In Clint Eastwood’s Cry Macho, Even the Rooster Is Bad

Clint Eastwood is back in a starring role at age 91 in Cry Macho. But if this is to be his final film, it’s an awful way for a legend to say goodbye.

Clint Eastwood as Mike Milo in Cry Macho. (Warner Bros.)


The ludicrous title “Cry Macho” is oddly perfect for this pitifully bad movie currently playing in theaters and on HBO Max — perfect because you kind of want to cry watching Clint Eastwood try to demonstrate that he’s still, at age ninety-one, both the toughest hombre around and catnip to all women.

For decades, Eastwood’s maniacal physical fitness made him a formidable-looking senior citizen. But now he’s truly a frail, elderly geezer, with thin, papery skin and wispy white hair, and that unmistakable old guy walk, stooped slightly forward, with legs wide and shuffling. His famously low, growling voice is shot. Now it’s a creaky, sketchy, faded old whisper that couldn’t possibly put any convincing menace into a line like “Go ahead, make my day.”

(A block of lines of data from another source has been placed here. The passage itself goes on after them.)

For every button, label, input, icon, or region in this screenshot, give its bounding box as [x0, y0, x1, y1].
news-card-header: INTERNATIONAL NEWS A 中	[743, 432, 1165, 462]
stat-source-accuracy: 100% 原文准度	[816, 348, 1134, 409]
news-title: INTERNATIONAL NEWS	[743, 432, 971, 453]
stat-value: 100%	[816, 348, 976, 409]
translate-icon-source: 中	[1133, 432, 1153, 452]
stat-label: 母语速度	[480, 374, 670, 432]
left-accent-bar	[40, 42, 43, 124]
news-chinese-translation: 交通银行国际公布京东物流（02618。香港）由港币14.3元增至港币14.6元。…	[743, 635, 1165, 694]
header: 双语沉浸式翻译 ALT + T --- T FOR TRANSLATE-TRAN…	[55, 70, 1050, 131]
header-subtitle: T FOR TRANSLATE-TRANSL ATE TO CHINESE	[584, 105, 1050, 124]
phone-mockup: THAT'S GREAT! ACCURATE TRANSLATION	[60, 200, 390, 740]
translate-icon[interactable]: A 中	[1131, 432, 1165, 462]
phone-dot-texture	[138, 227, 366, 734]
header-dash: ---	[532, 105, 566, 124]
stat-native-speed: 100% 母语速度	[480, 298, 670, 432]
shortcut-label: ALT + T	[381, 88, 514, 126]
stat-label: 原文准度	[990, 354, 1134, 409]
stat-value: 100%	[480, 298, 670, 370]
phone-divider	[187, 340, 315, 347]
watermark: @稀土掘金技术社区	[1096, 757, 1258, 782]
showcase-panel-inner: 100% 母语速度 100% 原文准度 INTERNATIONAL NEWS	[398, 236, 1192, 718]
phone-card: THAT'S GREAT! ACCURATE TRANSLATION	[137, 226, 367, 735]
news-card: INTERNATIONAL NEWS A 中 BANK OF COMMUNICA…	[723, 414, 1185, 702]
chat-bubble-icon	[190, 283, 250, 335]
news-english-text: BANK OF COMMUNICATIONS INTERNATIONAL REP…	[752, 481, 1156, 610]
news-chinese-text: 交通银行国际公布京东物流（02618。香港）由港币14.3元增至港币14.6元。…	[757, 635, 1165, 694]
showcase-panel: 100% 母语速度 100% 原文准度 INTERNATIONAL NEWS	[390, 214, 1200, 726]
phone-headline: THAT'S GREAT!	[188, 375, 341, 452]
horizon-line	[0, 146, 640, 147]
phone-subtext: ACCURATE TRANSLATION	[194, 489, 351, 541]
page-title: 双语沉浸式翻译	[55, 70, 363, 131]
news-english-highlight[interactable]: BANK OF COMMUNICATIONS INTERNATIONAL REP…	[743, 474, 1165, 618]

Yet here he is, still wheezing out attempts at menace and punching malefactors in the face and breaking wild horses that buck violently in a way that would fracture every fragile bone in his body if he were actually in the saddle, instead of his presumably much younger stuntman. He also tantalizes the women in the cast, who have to exhibit impossible emotions ranging from raw lust to deep romantic yearning for him.